- Born: 11 December 1964 (age 61) Mangalore, India
- Education: BSc, LLB, LL.M, PhD
- Alma mater: Mangalore University
- Occupations: professor, Author, Researcher
- Title: Director of Symbiosis Law School & Dean of the Faculty of Law, Symbiosis International University
- Awards: Kittur Rani Chennamma Award, 2019 SILF's Legal Education Innovation Award, 2011
- Website: drshashikalagurpur.com

= Shashikala Gurpur =

Indian author and professor (born 1964)

Shashikala Gurpur (born 11 December 1964) is an Indian author and professor, who is the director of Symbiosis Law School, Pune and Dean of the Faculty of Law, Symbiosis International University. She is a member of 19th Law Commission of India and National Academic Council. She is the recipient of a Fulbright Fellowship. She is named in the list of Top 100 Legal Luminaries of India by LexisNexis in May 2016. She was awarded Kittur Rani Chennamma Award by the Government of Karnataka in March 2019.

== Education ==
Gurpur completed her graduation in law from Mangalore University in 1988. She has done a PhD in international law from Mysore University where she was also a Gold medalist in Master of Laws.
She hails from Golidadiguthu family of Gurupur in Mangalore, Karnataka. She is an alumnus of St. Agnes College and SDM Law College.

== Career ==
Shashikala Gurpur is the Dean of the Faculty of Law, Symbiosis International (Deemed University) and director of Symbiosis Law School. She has been a professor and her teaching experience includes tenures in National Law School of India University, SDM Law College, Manipal Institute of Communication and University College Cork, Ireland. Her research interests include Jurisprudence, Media Laws, International Law and Human Rights, Research Methodology, Feminist Legal Studies, Biotechnology Law, Law and Social Transformation. She has co-authored two books and published 60 research papers.

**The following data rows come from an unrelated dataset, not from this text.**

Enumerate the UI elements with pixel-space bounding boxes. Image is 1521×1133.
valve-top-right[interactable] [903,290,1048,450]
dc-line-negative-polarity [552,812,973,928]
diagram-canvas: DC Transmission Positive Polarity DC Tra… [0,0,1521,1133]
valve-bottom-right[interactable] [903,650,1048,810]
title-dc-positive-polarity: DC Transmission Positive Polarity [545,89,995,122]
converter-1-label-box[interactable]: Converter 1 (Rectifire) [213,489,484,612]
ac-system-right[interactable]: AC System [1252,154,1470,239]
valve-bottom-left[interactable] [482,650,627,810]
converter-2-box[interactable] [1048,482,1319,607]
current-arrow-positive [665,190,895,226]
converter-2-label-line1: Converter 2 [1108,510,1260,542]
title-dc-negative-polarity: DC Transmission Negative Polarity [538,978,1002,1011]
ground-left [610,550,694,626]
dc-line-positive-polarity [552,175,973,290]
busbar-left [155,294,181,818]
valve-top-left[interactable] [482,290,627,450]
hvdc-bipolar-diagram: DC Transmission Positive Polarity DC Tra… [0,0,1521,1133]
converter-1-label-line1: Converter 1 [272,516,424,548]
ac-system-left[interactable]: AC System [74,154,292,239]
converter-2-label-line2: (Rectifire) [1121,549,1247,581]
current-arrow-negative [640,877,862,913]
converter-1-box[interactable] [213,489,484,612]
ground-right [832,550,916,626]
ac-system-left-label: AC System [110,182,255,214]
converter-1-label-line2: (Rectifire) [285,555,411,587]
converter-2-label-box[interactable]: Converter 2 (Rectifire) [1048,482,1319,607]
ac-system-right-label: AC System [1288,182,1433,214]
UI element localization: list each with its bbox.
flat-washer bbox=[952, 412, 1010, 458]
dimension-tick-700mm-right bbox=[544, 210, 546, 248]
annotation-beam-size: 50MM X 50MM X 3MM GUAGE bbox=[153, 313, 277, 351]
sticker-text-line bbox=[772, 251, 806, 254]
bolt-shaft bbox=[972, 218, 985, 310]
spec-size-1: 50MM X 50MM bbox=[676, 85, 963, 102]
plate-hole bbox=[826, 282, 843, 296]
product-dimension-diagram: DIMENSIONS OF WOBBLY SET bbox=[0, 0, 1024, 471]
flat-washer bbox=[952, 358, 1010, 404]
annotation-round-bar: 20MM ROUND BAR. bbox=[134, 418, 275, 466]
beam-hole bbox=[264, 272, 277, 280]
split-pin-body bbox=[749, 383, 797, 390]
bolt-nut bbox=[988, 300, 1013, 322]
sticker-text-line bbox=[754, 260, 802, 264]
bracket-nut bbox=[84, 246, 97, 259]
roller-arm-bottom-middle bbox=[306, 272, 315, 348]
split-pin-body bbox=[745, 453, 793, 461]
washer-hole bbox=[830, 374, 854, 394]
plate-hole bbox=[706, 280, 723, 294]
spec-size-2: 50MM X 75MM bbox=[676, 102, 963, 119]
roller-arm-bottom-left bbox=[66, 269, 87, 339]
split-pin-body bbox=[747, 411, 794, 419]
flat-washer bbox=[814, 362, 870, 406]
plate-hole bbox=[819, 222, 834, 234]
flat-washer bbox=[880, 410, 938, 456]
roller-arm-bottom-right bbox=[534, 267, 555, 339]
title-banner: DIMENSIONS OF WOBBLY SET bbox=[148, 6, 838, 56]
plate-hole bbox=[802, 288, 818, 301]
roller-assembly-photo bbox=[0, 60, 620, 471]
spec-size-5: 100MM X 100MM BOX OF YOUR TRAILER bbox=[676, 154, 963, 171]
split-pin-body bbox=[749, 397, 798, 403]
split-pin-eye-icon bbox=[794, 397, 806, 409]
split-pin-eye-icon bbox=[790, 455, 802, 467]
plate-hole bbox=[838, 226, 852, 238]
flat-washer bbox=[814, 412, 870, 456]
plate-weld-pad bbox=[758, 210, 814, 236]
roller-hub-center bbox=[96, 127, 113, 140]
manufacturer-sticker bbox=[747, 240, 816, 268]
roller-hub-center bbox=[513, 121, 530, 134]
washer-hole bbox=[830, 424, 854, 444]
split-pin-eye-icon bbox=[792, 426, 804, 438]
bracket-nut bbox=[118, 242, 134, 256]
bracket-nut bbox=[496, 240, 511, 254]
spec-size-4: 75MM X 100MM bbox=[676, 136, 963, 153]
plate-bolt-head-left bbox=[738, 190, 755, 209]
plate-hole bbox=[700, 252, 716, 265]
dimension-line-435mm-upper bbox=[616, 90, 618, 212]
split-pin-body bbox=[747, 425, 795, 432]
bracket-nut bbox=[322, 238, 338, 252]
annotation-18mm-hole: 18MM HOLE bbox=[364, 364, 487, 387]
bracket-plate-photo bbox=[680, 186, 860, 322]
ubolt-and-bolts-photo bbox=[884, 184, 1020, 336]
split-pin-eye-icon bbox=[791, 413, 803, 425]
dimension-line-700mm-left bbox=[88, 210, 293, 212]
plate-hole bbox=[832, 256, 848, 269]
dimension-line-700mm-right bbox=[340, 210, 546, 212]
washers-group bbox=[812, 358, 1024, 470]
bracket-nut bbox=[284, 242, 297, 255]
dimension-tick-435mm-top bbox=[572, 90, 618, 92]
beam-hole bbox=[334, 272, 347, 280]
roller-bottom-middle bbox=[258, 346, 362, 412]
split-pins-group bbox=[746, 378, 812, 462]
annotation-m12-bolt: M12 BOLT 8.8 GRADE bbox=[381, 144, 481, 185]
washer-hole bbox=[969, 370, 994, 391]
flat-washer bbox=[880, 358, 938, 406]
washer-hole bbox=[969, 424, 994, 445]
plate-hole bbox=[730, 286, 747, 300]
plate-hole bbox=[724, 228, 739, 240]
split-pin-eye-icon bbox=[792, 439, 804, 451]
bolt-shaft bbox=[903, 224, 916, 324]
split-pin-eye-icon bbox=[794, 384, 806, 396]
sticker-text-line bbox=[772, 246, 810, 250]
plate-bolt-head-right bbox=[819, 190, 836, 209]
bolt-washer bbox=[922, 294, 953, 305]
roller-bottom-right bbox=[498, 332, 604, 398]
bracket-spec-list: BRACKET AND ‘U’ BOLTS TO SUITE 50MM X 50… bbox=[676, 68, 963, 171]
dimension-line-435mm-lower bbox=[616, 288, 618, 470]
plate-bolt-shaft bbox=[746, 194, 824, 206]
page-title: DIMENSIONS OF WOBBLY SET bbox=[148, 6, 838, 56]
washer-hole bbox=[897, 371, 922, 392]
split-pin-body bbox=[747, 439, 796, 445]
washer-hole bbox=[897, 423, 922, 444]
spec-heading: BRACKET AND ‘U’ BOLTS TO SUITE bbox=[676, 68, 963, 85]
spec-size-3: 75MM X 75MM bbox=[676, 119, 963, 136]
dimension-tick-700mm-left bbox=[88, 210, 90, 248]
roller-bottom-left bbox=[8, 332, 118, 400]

In 1991, Gurpur guided national award-winning project on Community-based law reforms for National Law School of India and also acted as Advisor to research project and publication of Asian Network of Women in Communication (ANWIC), which was sponsored by WACC, UK from 1999 to 2004. In 2001, she received the NPS Sector research grant under Ford Foundation on Gender Advocacy and European Commission law link grant in 1998.

Dr Gurpur has recently been nominated as advisory board member of Pune based consumer technology firm udChalo

== Bibliography ==
- "Impact of Genetic Engineering on Agriculture: Biodiversity Conservation and Farmers' Rights in India" (2013)
- "Women Friendly Pune"

== Honours ==
- She is the recipient of a Fulbright Fellowship and AHRB Fellow, Edinburgh Law School (2004).
- The Government of Karnataka conferred the Kittur Rani Chennamma Award, 2018–19 for her contribution toward women empowerment and education.
- In 2014, Gurpur was awarded a certificate of recognition, 'My Choice for Equality' by the Global Ethics Forum, Geneva in association with IIM Bangalore.
- In November 2013, she was awarded the 'Award for Excellence in Legal Sector' by The Vijay Foundation.
- She received the Legal Education Innovation Award by Society of Indian Law Firms (SILF) and the Menon Institute of Legal Advocacy Training (NLRC) in 2011.